It is unclear how large of a chunk is interleaved between caches. Byte interleave seems too small. Perhaps a 32 byte cache line is interleaved across the 4 slices. They have shown slides with 32 bytes a cycle. That would be 8 bytes/64-bits from each cache slice. It is also unclear what you think a “link” is.
That is not how things work with caches. x86 standardized on 64 byte cache lines and common sense strategy is to use lower address bits as a selector to cache slice that is supposed to hold said cache line. There is no "interleaving" going on, as unit that is coherency etc tracked is cache line, so a slice either has (full) cache line for said address lower bits or it does not (and request goes to mem). You then transfer said cache line in as many cycles as your link width allows for to where it is needed.

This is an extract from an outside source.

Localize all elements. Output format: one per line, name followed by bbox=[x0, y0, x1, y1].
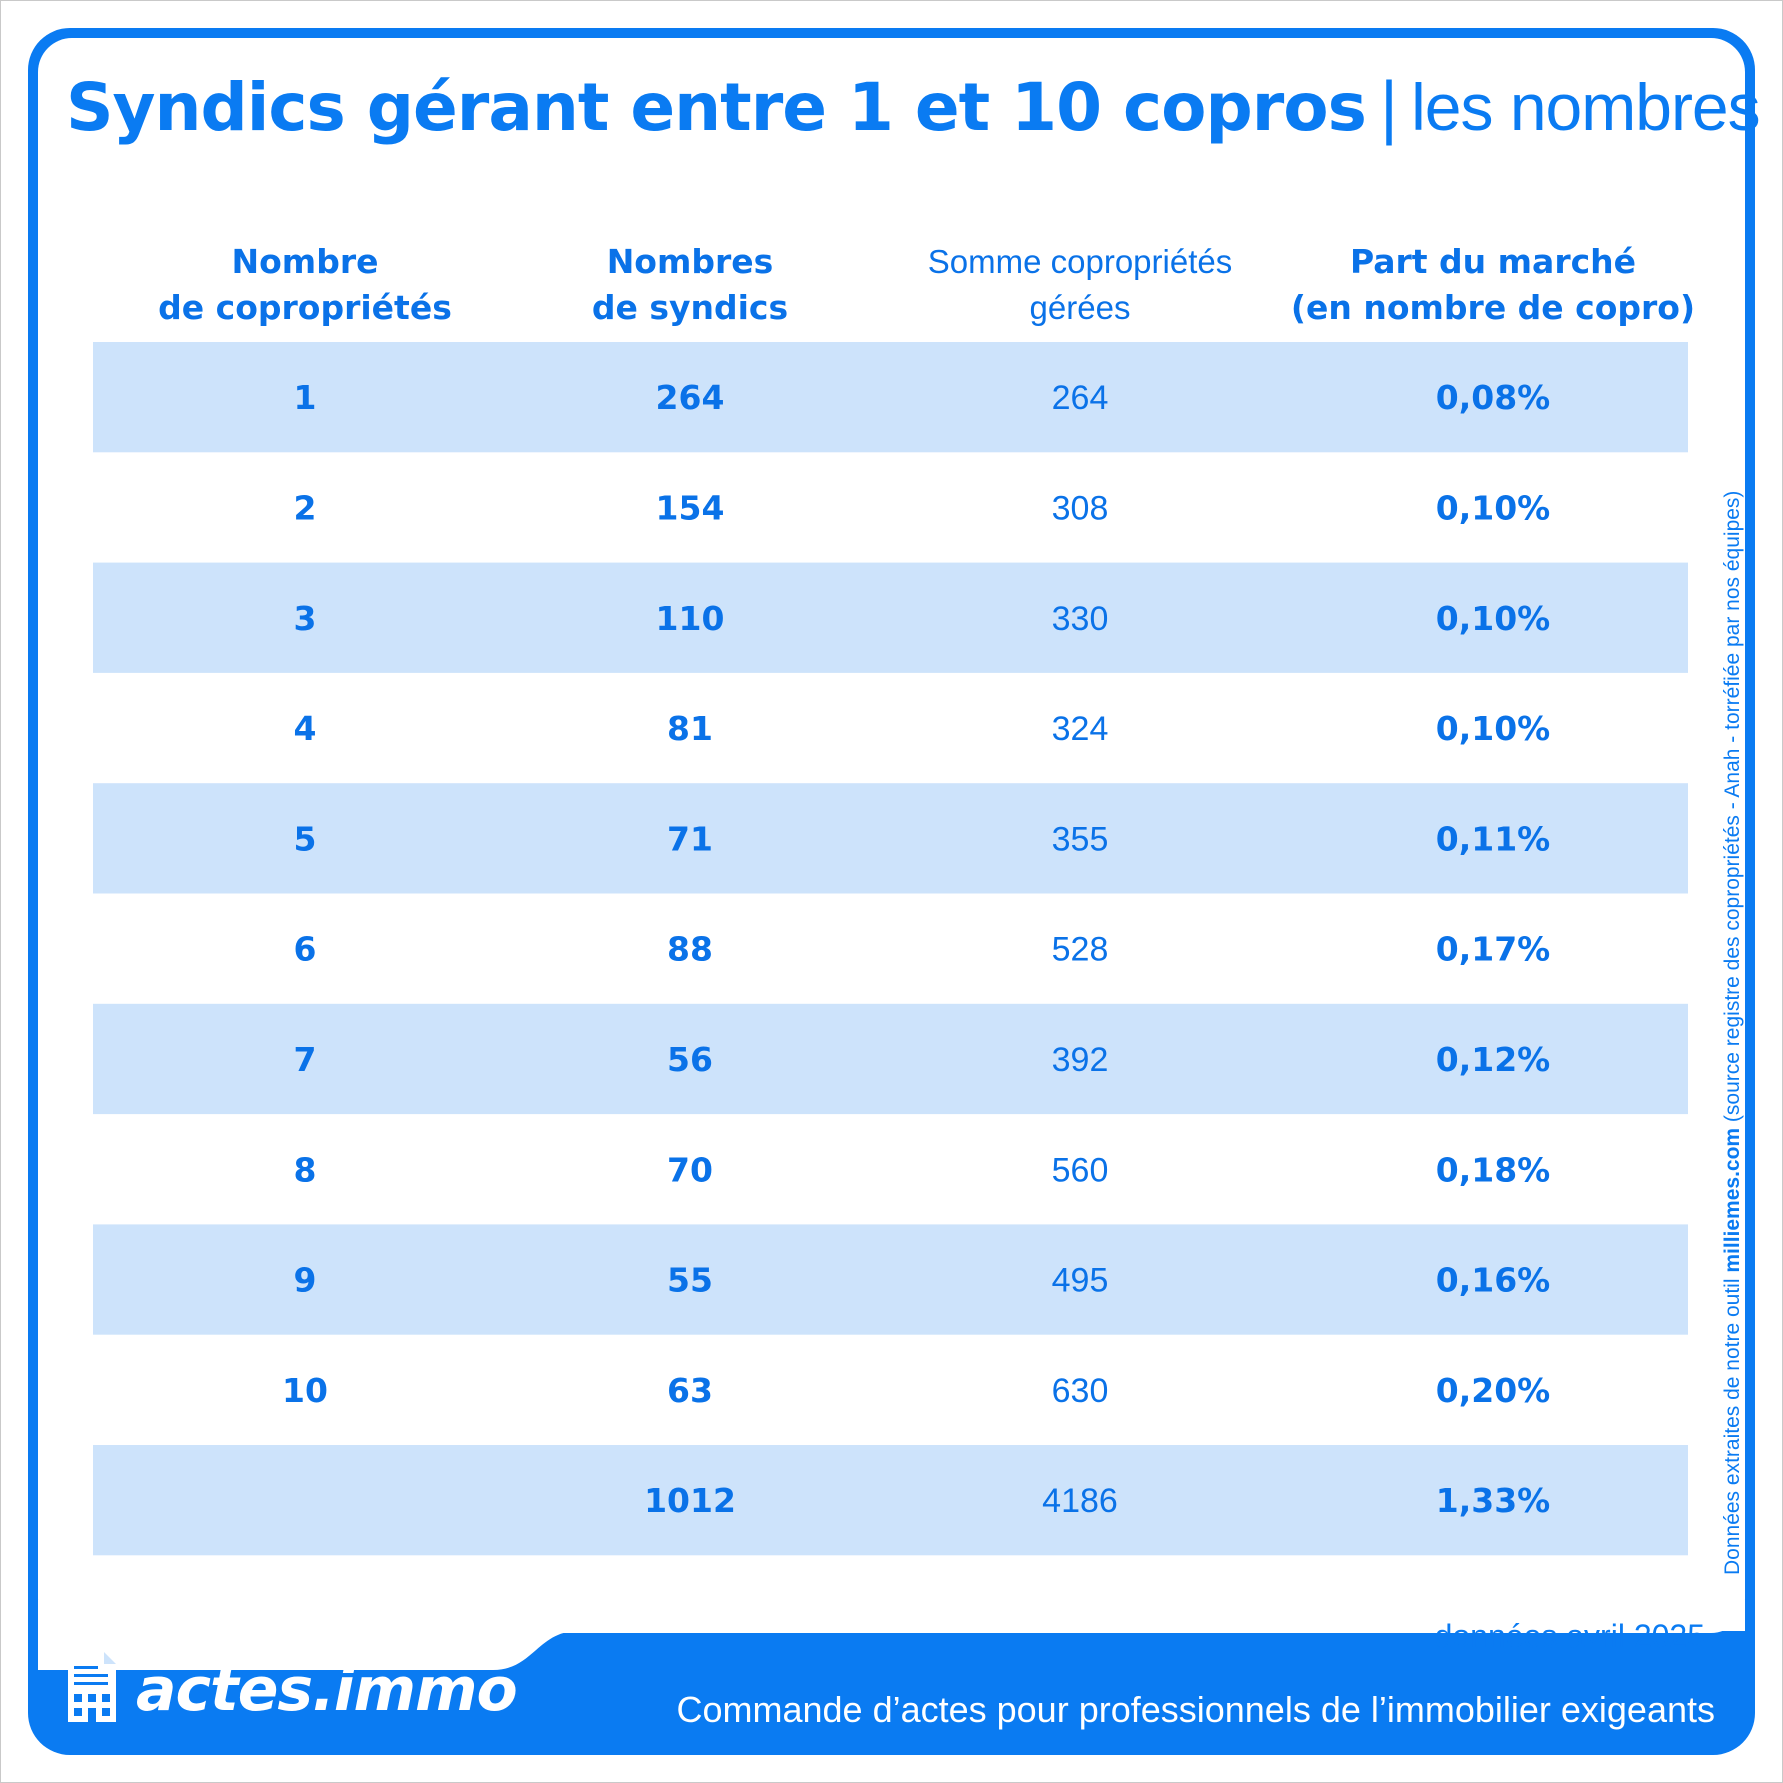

With ZEN "coherency" domain is 4 core sized CCX that consists of cores+L1+L2 and L3 + tags (but not data) that hold what cache lines are inside the cores.
ZEN3 expands this coherency domain to 8 cores, but there is nothing there forcing AMD to keep same arrangement of 1 per core L3 slice, they can use for example 4 slices, while keeping tag part of coherency domain next to core.
Latency is going to rise anyway due to physical constraints, but 32+MB is what is needed for 8 cores as potent as Zen2.